Atum
Thunnus thynnus · species
O atum-rabilho é um predador pelágico de topo que pode alcançar 3 metros de comprimento e 650 kg, migrando entre o Atlântico e o Mediterrâneo. Espécie em perigo de extinção pela pesca excessiva.
Ficha técnica
Dados medidos de fontes científicas — sem invenção.

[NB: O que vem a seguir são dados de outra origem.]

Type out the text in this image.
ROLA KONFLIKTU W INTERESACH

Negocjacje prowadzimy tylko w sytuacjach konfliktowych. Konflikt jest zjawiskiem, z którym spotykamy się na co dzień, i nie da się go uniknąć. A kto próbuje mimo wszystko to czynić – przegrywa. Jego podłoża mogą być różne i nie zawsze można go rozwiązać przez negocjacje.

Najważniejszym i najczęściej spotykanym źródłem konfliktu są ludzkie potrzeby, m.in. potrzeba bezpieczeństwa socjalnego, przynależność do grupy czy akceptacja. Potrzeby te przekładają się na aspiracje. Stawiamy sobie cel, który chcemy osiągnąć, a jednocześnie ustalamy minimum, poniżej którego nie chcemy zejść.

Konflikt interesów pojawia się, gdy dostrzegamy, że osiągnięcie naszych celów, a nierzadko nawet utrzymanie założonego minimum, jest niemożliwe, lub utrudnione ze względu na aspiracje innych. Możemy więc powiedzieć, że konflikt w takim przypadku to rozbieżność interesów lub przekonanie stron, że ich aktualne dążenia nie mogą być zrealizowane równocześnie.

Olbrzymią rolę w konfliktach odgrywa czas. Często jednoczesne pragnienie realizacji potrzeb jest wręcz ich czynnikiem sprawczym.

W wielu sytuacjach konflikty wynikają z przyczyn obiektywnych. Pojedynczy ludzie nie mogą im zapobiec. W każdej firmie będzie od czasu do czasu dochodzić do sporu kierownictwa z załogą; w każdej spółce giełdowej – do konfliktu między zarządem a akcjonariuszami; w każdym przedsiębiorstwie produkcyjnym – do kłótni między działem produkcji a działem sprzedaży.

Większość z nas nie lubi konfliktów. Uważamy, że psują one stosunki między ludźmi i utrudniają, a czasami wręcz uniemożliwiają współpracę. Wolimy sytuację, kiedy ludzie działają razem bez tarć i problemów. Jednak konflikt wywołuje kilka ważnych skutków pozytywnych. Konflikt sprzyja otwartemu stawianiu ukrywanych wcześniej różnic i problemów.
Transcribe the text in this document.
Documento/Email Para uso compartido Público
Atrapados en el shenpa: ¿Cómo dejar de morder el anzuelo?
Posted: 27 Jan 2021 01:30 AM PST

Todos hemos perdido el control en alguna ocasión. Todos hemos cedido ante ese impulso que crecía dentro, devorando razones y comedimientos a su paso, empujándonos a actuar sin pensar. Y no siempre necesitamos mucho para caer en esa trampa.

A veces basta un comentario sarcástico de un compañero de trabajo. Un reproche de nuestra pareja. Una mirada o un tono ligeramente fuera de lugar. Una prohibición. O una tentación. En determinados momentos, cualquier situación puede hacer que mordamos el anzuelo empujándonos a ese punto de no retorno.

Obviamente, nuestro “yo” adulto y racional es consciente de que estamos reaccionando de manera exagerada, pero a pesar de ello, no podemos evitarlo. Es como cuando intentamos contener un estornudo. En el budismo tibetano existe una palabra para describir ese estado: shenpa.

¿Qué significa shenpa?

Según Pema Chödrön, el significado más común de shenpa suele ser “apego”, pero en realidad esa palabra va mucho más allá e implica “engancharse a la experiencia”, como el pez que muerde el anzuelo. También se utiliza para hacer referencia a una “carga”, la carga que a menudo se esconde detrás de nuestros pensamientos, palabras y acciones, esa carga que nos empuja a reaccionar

| Comprimento | até 3 m (máximo 4,58 m registrado) |
|---|---|
| Peso | até 650 kg (máximo 684 kg registrado) |
| Velocidade | 80-90 km/h em períodos curtos |
| Longevidade | mais de 15 anos |
| Maturidade sexual | 4-5 anos |
| Dieta | Carnívoro (peixes pelágicos, sardinhas, chicharros, arenques) |
| Habitat | Atlântico Norte, Mar Mediterrâneo, águas pelágicas |
| Conservação | Em perigo de extinção |
O atum-rabilho, nome científico Thunnus thynnus, pertence à família Scombridae e é um dos maiores atuns conhecidos. Apresenta corpo fusiforme robusto, com dorso azul-escuro quase negro e ventre prateado. A primeira barbatana dorsal é amarela ou amarelo-azulada, enquanto a segunda tem coloração castanha ou vermelha. Diferencia-se de outras espécies pelo fato da barbatana peitoral não chegar à inserção da segunda dorsal e por possuir apenas 34 a 43 dentes no primeiro arco branquial.
Como espécie pelágica, o atum-rabilho forma cardumes pouco numerosos que se deslocam a altas velocidades, usualmente entre 80 e 90 km/h durante períodos curtos. Realiza migrações periódicas conhecidas há séculos, deslocando-se desde o Golfo do México e Flórida até ao Mar Cantábrico. Prefere águas com temperaturas em torno dos 20 °C, embora tolere variações entre 5 °C e 30 °C.
Atinge a maturidade sexual aos 4-5 anos de idade, com tamanho de 1,0 a 1,2 metros e peso de 15 a 25 quilogramas. É estritamente carnívoro, alimentando-se de pequenos peixes pelágicos como sardinhas, chicharros e arenques. Realiza migrações do Atlântico ao Mediterrâneo para desovar nos meses de maio ou junho, retornando posteriormente para mares mais frios durante o inverno.
A população de atum-rabilho sofreu declínio severo devido à pesca intensiva. A Comissão Internacional para a Conservação do Atum Atlântico constatou que a população do Atlântico ocidental diminuiu 90% desde a década de 1970, enquanto a do Mediterrâneo decresceu 50% no mesmo período. A biomassa de reprodutores caiu para apenas 20% dos níveis de 1970, levando a espécie a uma situação crítica de conservação.